Tag: McCann Colum

Un siècle de contraste

Par un beau matin printanier de 2013, on me propose de me joindre à la conférence de presse de Colum McCann, pour la sortie de Transatlantic chez Belfond. Je n’ai jamais entendu parler du gonze, qui semble provoquer une réaction chimique hormonale chez tous ceux mentionnant son nom, mais je suis toujours partante pour un correc’ casse-routine. Entre le jus d’orange et les croissants, je découvre un débonnaire irlandais, bel homme à la peau rose et à la bonne humeur débordante, dont l’humour et la facilité à parler et raconter tiennent son auditoire de libraires conquis en émoi. Il n’est pourtant plus question de lui les deux années suivantes, le sourire de cet Irlandais émigré aux États-Unis volatilisé de ma mémoire, jusqu’à sa résurgence par un soir feutré de 2015, par le biais des Saisons de la nuit, élaboration partie de This Side of Brightness.

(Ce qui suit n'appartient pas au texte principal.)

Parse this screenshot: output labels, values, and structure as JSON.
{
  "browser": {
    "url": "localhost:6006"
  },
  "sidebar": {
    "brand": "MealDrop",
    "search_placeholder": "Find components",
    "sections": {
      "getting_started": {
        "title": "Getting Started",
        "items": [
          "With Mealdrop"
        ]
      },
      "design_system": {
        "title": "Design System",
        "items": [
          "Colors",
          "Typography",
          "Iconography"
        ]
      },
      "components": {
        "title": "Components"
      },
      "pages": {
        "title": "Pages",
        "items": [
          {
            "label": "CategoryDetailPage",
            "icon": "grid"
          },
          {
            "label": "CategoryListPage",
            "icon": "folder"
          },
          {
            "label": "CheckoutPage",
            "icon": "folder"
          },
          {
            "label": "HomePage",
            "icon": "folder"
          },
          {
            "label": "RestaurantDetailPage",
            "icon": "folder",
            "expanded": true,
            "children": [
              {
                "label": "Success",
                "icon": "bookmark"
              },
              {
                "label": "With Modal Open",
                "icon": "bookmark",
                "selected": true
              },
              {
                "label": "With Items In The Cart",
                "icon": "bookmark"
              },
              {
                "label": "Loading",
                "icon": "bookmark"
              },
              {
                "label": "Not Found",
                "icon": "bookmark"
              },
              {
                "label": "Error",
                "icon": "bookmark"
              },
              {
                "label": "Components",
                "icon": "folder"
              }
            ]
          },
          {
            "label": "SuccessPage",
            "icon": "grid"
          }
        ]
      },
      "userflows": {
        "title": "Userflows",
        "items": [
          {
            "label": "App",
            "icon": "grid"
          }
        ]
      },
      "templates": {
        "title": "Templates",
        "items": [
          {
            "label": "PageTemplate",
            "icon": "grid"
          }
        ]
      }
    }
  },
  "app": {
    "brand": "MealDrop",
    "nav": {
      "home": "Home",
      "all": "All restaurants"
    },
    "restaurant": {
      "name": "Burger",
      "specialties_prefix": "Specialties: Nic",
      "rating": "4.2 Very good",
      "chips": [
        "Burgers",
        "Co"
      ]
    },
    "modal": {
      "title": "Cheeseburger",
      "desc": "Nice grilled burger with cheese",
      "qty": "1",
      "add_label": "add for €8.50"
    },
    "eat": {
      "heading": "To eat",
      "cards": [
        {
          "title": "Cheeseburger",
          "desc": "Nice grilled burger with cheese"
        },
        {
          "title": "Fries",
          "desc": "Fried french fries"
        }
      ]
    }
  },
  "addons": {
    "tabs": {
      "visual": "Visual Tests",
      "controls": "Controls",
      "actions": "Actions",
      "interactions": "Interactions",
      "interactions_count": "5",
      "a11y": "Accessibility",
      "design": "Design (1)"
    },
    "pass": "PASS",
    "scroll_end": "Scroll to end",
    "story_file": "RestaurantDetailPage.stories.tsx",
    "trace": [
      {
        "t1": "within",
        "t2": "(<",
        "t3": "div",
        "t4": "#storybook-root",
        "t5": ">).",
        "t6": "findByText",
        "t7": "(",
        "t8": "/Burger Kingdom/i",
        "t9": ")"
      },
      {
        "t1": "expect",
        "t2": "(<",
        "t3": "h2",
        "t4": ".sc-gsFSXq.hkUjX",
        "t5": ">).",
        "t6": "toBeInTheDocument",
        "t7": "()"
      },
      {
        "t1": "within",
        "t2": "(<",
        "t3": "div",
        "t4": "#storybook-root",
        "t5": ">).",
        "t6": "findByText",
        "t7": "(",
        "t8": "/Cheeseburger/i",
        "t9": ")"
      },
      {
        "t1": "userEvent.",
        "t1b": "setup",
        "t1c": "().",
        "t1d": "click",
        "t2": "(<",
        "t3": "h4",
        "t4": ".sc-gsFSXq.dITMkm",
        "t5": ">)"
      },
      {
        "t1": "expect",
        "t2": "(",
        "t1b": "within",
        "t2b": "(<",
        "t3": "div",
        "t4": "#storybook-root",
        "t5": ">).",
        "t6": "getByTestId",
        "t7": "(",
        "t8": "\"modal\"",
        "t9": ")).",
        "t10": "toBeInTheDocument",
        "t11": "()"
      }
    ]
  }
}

Colum-McCann-color-sideview-credit-Brendan-Bourke-MORE-BGR-DO-NOT-USE

Dans Les saisons de la nuit, McCann fait le portrait des ouvriers du progrès, œuvrant aux édifices de la nation. Tandis que Nathan premier du nom fait sa vie dans les souterrains, à participer à la construction du métro new-yorkais dans les années 1910 et les années 1920, son petit-fils, lui, s’attelle aux chantiers des gratte-ciel dans les années 1980. Tous les deux ont trouvé un sens existentiel dans ces travaux : Clarence Nathan est en constant équilibre, en besoin de symétrie, un Icare dans son désir de tester la pesanteur et vivre dans les hauteurs, alors que Nathan son grand-père a commencé sous la terre, enfermé mais libéré de la surface et de ses préjugés. À travers eux, l’histoire de « l’élévation » des noirs au XXe siècle au statut qui leur est du. Au milieu d’eux coule une rivière, celle de Clarence – simultanément un fils et un père – ouvrier sur terre.

Dans l’Amérique de la ségrégation, les tunnels sont un refuge pour Nathan qui y est invisible ; tandis que Clarence Nathan échappe également à ces lois raciales quand il est en hauteur, au plus près de la spiritualité, échappant au regard de la terre. Les descriptions du travail du garçon rappellent la célèbre photo de Charles Clyde Ebbets, « Lunch atop a Skyscraper », avec les travailleurs déjeunant sur la poutrelle. C’est toute la modernité d’un siècle qui s’érige physiquement au travers de ces histoires.

Mais le petit-fils finit là où le grand-père a commencé : il y a régression, initiée par son père Clarence, qui avait pourtant obtenu un A en sciences, laissant présager que l’élévation sociale via l’exercice de la raison et de la patience est un possible ; mais le meurtre d’Eleanor O’Leary, sa mère irlandaise mariée à Nathan, remet tout en question, déclenche une sauvagerie qui n’avait pas encore vu le jour dans le cœur du sage Clarence. La violence des rapports sociaux reprend le dessus, et il assassine un policier, empêchant toute possibilité d’élévation immédiate. Les possibilités sont remises entre les mains de la génération suivante. Hélas, il y a également dégénérescence chez la troisième génération, celle de Clarence Nathan – surnommé Treefrog – qui commet une transgression à son tour. Le progrès est ralenti si l’on perd le contact avec le père ou la mère : c’est la généalogie qui doit être gardienne de cette évolution, le récipient de la mémoire évolutive ; sans elle, tout s’écroule. La neige et le froid sont une constance tout au long du livre, comme pour figurer cette histoire en noir et blanc, le contraste entre les tunnels et l’extérieur éternellement enneigé. Les noirs sont terrés, enterrés et ont peur de la surface en même temps qu’ils la recherchent, pour grappiller un peu de lumière et trouver de quoi subsister.

La vivacité et le dynamisme de Colum McCann se retrouvent dans son écriture. Il faut continuer d’avancer, la vie est une suite d’épisodes qu’il faut mettre les uns à la suite des autres. L’écriture est du présent, le temps de l’immédiateté, de l’action ; pas de recul, pas de nostalgie, pas de passé et pas de futur. C’est l’écriture de l’existence, de ce qui prend vie dans la phrase. Une lecture qui se dévore et fait naitre tout un tas de réflexion.